Marco came from nothing and has built himself into an incredibly successful business man. He has been hurt in the past, and is not interested in any real relationship with any woman. He and Emily are very attracted to one another, but both believe it would be a mistake to get involved. Fighting their attraction is easier said that done. Especially when they enter into a business relationship that is helping both of them significantly in different ways.
Emily was an easy character to care about even though her behavior could be frustrating at times. Marco is a sexy man and watching him struggle as he becomes vulnerable for the first time in a long time was endearing. The physical chemistry between Emily and Marco is pretty intense. There is definitely some flowery language going on here, and some very fairy tale-like elements to this story. That said, I stayed engaged throughout and was really hoping that these characters would be able to work through their struggles and find happiness. I am very interested in learning more about the members of the Wilde family.
The narrator does a great job of voicing Emily. She has a great Texas twang that really brings life to Emily. At times her Marco accent turns a little more Dracula than Italian ex-pat, but overall I found it easy to imagine these characters through her narration.
I would recommend this book to anyone looking for a good romance with a classic feel and a nice steam factor.
This is a book that was on my TBR list for quite a while. I kept getting strong encouragements to read it, but held back because I knew it would be a book that would get me feeling and sometimes it is hard to go into something knowing it might be a little intense. I am so glad that I finally experienced this book and know these characters.
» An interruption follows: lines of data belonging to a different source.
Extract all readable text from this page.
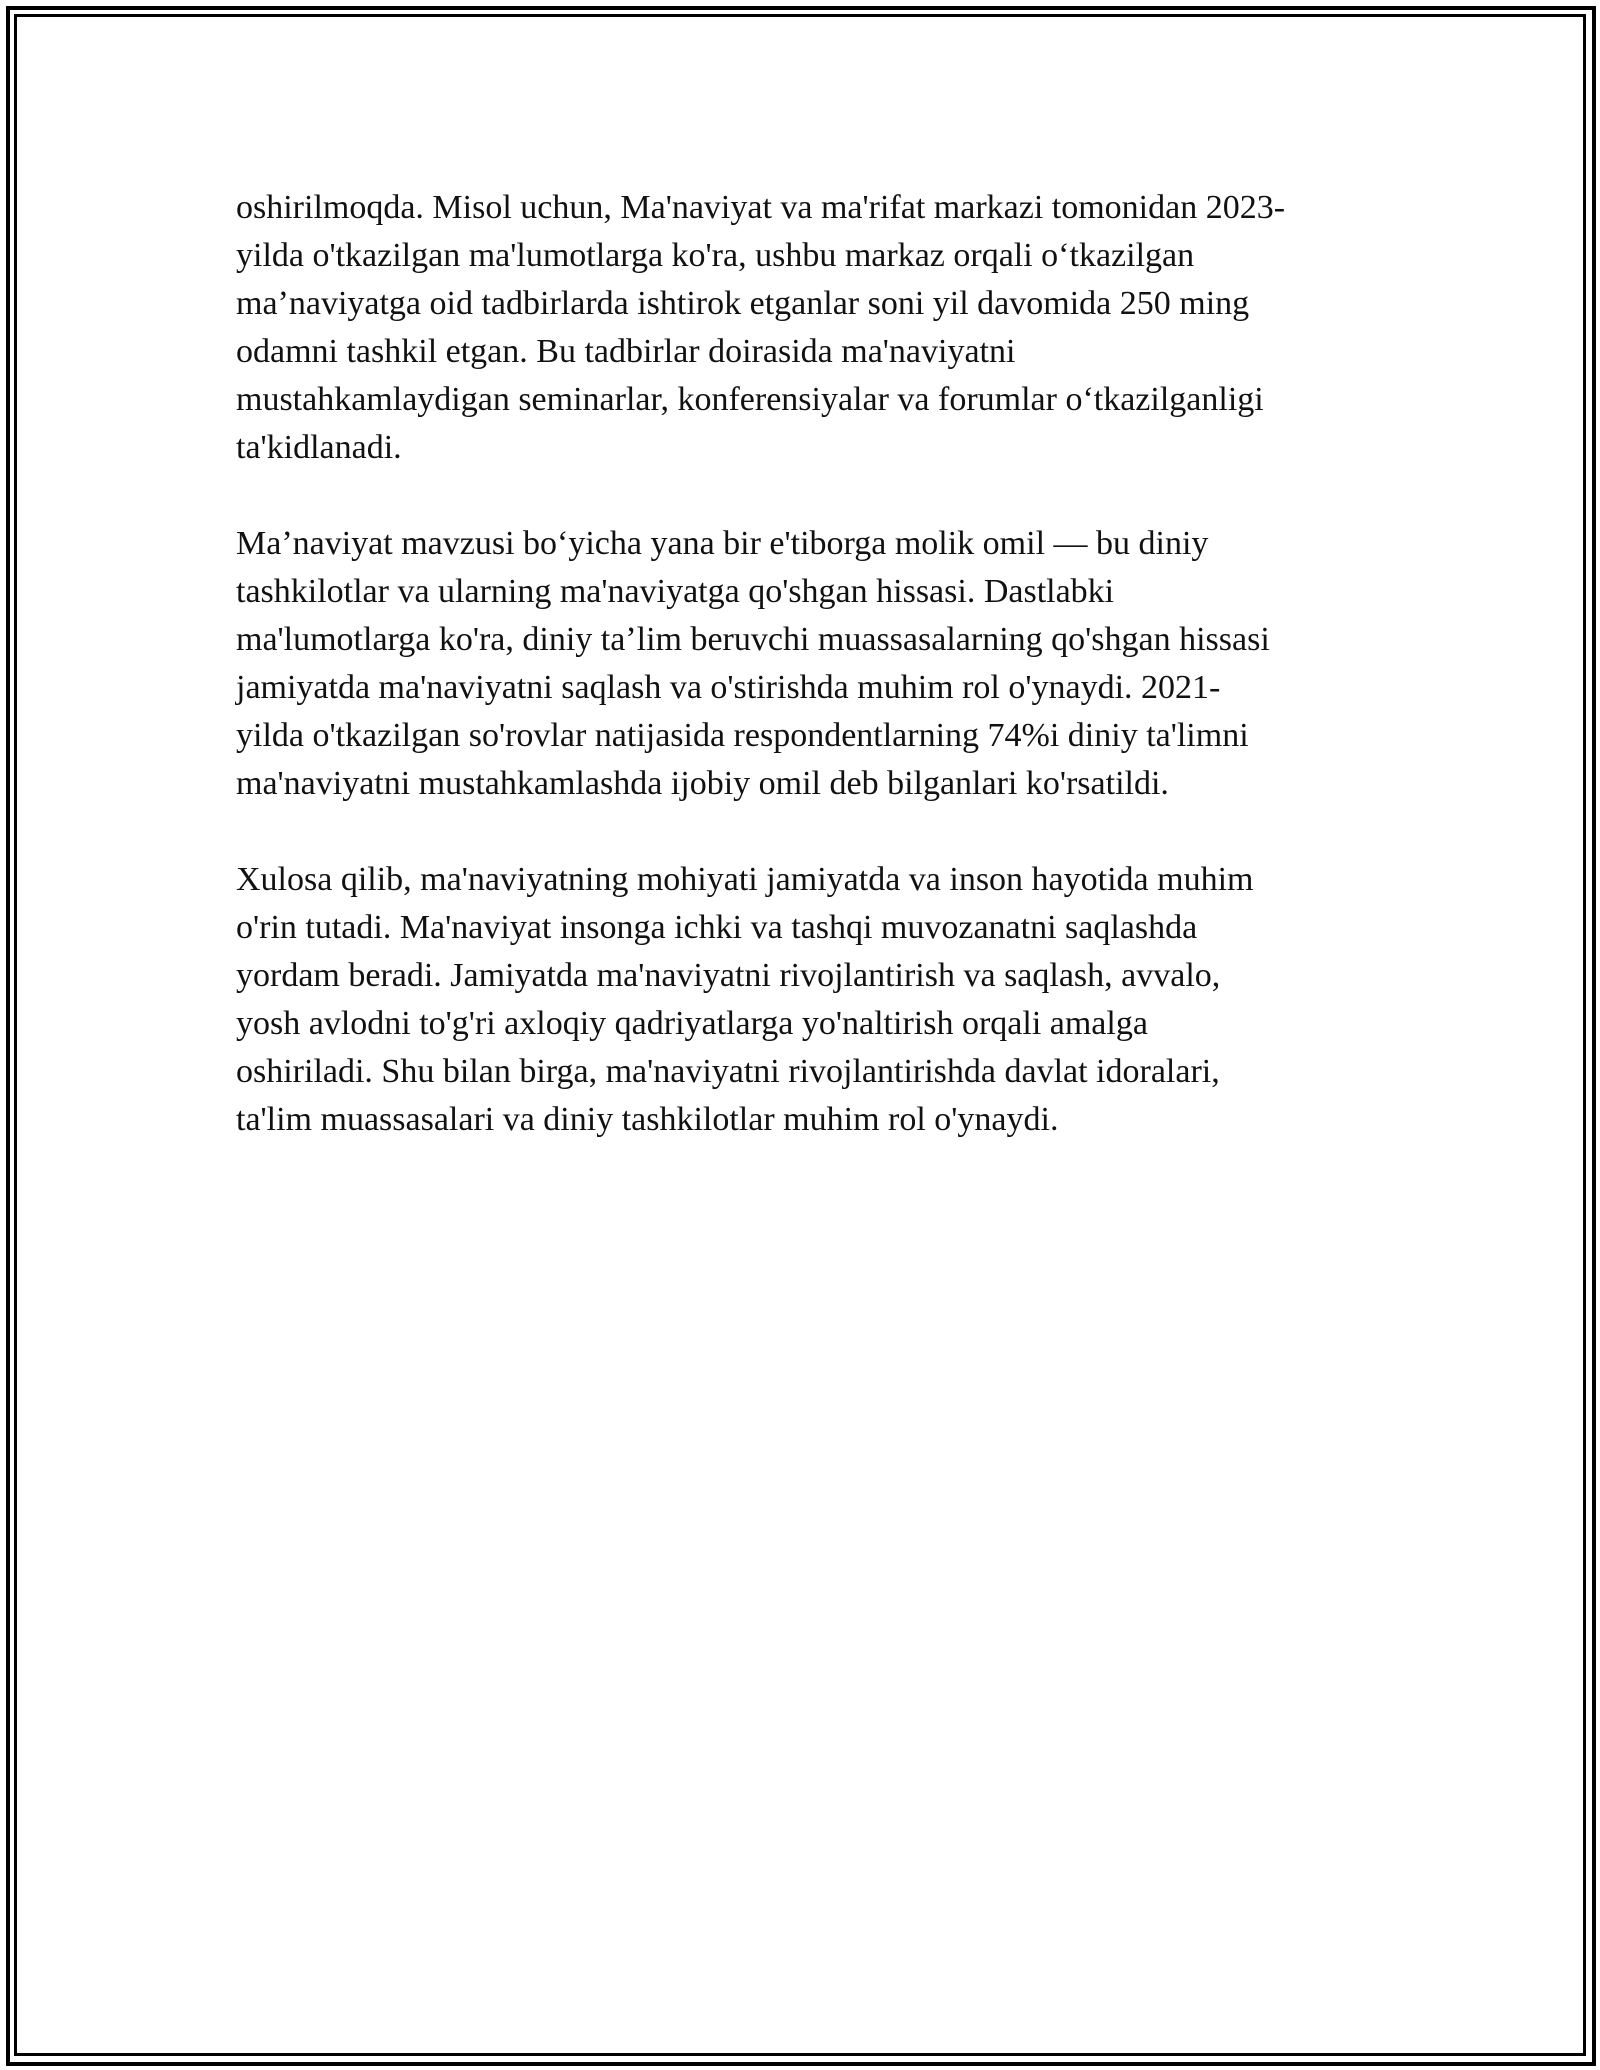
oshirilmoqda. Misol uchun, Ma'naviyat va ma'rifat markazi tomonidan 2023-
yilda o'tkazilgan ma'lumotlarga ko'ra, ushbu markaz orqali oʻtkazilgan
maʼnaviyatga oid tadbirlarda ishtirok etganlar soni yil davomida 250 ming
odamni tashkil etgan. Bu tadbirlar doirasida ma'naviyatni
mustahkamlaydigan seminarlar, konferensiyalar va forumlar oʻtkazilganligi
ta'kidlanadi.

Maʼnaviyat mavzusi boʻyicha yana bir e'tiborga molik omil — bu diniy
tashkilotlar va ularning ma'naviyatga qo'shgan hissasi. Dastlabki
ma'lumotlarga ko'ra, diniy taʼlim beruvchi muassasalarning qo'shgan hissasi
jamiyatda ma'naviyatni saqlash va o'stirishda muhim rol o'ynaydi. 2021-
yilda o'tkazilgan so'rovlar natijasida respondentlarning 74%i diniy ta'limni
ma'naviyatni mustahkamlashda ijobiy omil deb bilganlari ko'rsatildi.

Xulosa qilib, ma'naviyatning mohiyati jamiyatda va inson hayotida muhim
o'rin tutadi. Ma'naviyat insonga ichki va tashqi muvozanatni saqlashda
yordam beradi. Jamiyatda ma'naviyatni rivojlantirish va saqlash, avvalo,
yosh avlodni to'g'ri axloqiy qadriyatlarga yo'naltirish orqali amalga
oshiriladi. Shu bilan birga, ma'naviyatni rivojlantirishda davlat idoralari,
ta'lim muassasalari va diniy tashkilotlar muhim rol o'ynaydi.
I don't want to talk much about the plot because I feel like going in with a lot of encouragement, but without much of an idea of what the book was about was really great. Louisa goes into her situation with no idea of what she was getting herself into and it really helped me connect to her since we were experiencing everything together. I became engaged in this story quickly, and one of the things I found completely fascinating was that even during periods where the main character was doing something tedious or experiencing a lot of boredom, all of those feelings were clearly relayed but in a way that never left me feeling disconnected. I like that this book brings up problems that don't have clear solutions and cause the reader (or listener) to examine their own beliefs while learning and understanding the points of view of each character. This book is charming, and witty, and wonderful. I adored the lovable dysfunction of Louisa's family, especially her relationship with her sister who was simultaneously a primary source of her frustration and anger as well as her closest confidant and a strong support. Relationships in real life are challenging, and complex and all of the relationships we experience in this book feel real and easily elicited a strong emotional response from me. I was totally engrossed throughout this entire story and would highly recommend it to everyone I know.
The performance is fantastic and the multiple narrators really bring each character life. Each narrator completely fit with my idea of what that character would sound like, and added to the real feel of the story. I think listening to the audiobook version of this was a wonderful way to experience it.